The Databricks Data Intelligence Platform also helped to support a variety of game user behavior prediction models that drive significant growth of Bagelcode by preventing customer churn and maximizing sales. The company’s important achievements include the Churn Prediction, which enables intensive care by predicting the potential churn of existing users; the Payer Prediction, which identifies the new users who are likely to purchase; and the Lifetime Value Prediction, which shows each user’s game lifecycle.
Joohyun Kim said, “Thanks to the Databricks Data Intelligence Platform, we were able to unlock value from data in spite of an almost 1,000-fold data increase. In particular, not only did the time and effort required for communication between data experts significantly decrease, but it also enabled them to utilize their expertise in their respective areas, uncovering new ways to unlock data values.”

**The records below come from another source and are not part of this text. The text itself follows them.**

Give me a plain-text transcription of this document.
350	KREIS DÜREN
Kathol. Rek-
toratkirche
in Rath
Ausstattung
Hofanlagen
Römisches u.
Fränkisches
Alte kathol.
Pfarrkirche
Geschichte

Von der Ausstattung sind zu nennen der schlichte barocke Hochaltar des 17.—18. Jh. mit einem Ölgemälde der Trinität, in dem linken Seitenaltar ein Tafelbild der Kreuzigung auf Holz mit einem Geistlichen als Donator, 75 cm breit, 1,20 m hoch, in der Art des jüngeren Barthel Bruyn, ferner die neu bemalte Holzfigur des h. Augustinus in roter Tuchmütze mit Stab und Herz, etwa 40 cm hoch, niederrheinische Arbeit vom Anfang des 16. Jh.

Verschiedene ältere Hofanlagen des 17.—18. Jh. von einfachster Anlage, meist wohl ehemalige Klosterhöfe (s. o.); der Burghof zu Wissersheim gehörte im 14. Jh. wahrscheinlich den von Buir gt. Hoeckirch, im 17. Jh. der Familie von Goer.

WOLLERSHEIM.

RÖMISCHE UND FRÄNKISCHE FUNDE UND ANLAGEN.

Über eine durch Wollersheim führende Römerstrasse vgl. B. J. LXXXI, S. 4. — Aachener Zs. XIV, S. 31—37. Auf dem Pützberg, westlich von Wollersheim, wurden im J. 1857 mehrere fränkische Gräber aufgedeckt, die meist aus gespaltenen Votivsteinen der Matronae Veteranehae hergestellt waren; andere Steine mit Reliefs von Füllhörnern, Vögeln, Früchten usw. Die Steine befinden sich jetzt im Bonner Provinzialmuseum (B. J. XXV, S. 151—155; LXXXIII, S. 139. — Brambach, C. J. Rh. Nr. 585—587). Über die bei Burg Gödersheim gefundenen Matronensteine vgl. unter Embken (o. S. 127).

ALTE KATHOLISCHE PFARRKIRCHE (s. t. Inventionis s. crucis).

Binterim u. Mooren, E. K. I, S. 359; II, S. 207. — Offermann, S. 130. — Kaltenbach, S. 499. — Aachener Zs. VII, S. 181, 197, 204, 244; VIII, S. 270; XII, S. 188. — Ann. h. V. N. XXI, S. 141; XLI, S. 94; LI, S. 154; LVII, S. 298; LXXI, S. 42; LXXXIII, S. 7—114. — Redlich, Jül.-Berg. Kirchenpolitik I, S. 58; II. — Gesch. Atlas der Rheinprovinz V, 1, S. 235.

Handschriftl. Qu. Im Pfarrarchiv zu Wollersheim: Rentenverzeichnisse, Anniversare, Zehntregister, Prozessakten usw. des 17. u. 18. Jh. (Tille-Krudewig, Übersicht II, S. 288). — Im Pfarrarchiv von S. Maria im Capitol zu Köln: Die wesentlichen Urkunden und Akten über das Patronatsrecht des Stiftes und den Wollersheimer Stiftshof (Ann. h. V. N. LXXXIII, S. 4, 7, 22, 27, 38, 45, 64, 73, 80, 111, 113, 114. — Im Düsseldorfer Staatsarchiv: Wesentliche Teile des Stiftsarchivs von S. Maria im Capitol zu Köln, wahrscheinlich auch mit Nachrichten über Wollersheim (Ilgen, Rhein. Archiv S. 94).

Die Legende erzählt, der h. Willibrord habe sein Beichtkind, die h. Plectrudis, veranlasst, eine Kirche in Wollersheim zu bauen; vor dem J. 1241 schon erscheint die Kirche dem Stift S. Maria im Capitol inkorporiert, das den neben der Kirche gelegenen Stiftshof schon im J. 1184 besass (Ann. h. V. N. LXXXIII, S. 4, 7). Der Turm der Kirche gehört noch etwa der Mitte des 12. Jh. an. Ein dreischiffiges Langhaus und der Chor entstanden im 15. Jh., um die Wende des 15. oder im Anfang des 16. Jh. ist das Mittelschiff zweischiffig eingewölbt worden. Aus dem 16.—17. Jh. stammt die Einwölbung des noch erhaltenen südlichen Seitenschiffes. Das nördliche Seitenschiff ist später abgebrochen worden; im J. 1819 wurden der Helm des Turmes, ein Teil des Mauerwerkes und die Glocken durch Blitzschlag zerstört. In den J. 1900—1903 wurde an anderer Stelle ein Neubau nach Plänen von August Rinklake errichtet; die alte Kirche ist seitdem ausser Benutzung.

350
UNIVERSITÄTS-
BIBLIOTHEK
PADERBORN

Driving high revenue growth by utilizing diversified data indicators
Bagelcode has achieved a prominent 100% average annual growth rate since it innovated its data infrastructure based on the Databricks Data Intelligence Platform. This was possible because more than 800 data dashboards are automatically updated daily and hourly, thereby enabling data-driven decision-making of all sizes in game development and its operation, which in turn increased the success rate. And because custom customer care programs are automatically performed based on various prediction solutions, users were able to enjoy Bagelcode games for a longer time, as well as more frequently. In addition, various data obtained during the game operation process can be linked to detect anomalies proactively so that countermeasures can be prepared, and it is being utilized as meaningful statistical data by continuously collecting and comparing A/B test results.
The importance of making a sound decision based on accurate data analysis has never been greater. This is especially true in the gaming segment, including social casinos. However, Bagelcode is moving toward near real-time data analysis based on its experience and the know-how it has gained with Databricks. In addition, the company plans to support faster and more sophisticated corporate decision-making through more diverse data projects.